Wenn es nach manchen Kollegen geht, dann scheint Hip Hop halbtot zu sein. Keine Impulse, keine Ideen. Das ist natürlich hart ausgedrückt denn dieses Jahr gab es neben Mos Def , P.O.S., Speech Debelle, Doom und Raekwon noch ein paar Alben aus dem Genre, die Gehör finden sollten und zeigen, dass Hip Hop noch nicht am Ende ist. „Us“ von Brother Ali etwa.

Denn Songs wie „Fresh Air“ oder „Slippin Away“ gehen ins Ohr und bleiben dort hängen. Brother Ali verhandelt dabei nicht die Sonnenseite des Lebens. Die Beats drücken den Flow nach vorne, auf dem sich Alis Vergangenheit und ebenso das Schicksal anderer versammeln. Eine kalte Verzweiflung macht sich breit abseits von irgendwelcher Ghetto-Romantik. Sowieso dürfen sich auch Einflüsse aus dem Blues und dem Gospel in den Türrahmen stellen, die das Geschehen nicht ins Experimentelle drücken, aber auf neue Facetten abklopfen.

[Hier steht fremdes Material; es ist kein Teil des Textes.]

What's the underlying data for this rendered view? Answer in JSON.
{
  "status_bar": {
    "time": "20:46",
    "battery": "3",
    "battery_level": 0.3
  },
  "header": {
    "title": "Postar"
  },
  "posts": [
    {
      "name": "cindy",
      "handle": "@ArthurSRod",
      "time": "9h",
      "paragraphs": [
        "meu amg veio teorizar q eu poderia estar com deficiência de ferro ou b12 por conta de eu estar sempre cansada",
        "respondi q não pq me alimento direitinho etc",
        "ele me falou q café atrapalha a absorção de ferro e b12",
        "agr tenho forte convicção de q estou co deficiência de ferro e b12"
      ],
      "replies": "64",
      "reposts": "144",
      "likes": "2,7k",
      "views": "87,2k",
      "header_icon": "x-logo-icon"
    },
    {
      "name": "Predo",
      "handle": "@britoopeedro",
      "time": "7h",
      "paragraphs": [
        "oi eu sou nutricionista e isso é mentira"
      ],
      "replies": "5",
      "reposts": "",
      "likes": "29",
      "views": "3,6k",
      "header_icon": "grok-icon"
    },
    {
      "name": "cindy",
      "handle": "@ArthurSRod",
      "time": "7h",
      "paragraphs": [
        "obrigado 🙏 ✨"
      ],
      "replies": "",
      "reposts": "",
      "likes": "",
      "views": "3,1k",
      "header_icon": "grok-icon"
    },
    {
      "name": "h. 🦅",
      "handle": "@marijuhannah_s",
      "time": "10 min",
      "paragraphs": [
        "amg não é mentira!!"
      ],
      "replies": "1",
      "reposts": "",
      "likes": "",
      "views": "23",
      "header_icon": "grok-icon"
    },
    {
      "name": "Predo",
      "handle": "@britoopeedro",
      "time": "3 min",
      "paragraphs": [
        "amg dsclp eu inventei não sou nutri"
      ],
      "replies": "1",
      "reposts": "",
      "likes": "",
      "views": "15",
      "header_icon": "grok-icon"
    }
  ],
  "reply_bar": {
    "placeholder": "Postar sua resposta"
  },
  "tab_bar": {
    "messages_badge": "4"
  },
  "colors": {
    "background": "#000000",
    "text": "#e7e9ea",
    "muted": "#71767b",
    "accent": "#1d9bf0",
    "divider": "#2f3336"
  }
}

Am Ende reduziert sich sowieso alles auf die Lyrics, die ihrer Linie folgen. Der Bruch wird nicht gesucht, denn er ist einfach nicht vorhanden.  „That life doesn’t always turn out how it’s planned to be/I didn’t deserve what was handed me/Only one who can grant happiness is me/What it takes for her to face the day/I can only hope to be half that brave.“ In der Einfachheit der Texte liegt hinter der Wand eine Dunkelheit, die der Hörer selber ergründen muss.  Allerdings vermeidet es Brother Ali Ratschläge zu geben oder die Moralkeule zu schwingen. Die Geschichte ist am Ende das, was Du daraus machst.

„Us“ erschien am 25.09.2009 bei Rhymesayers.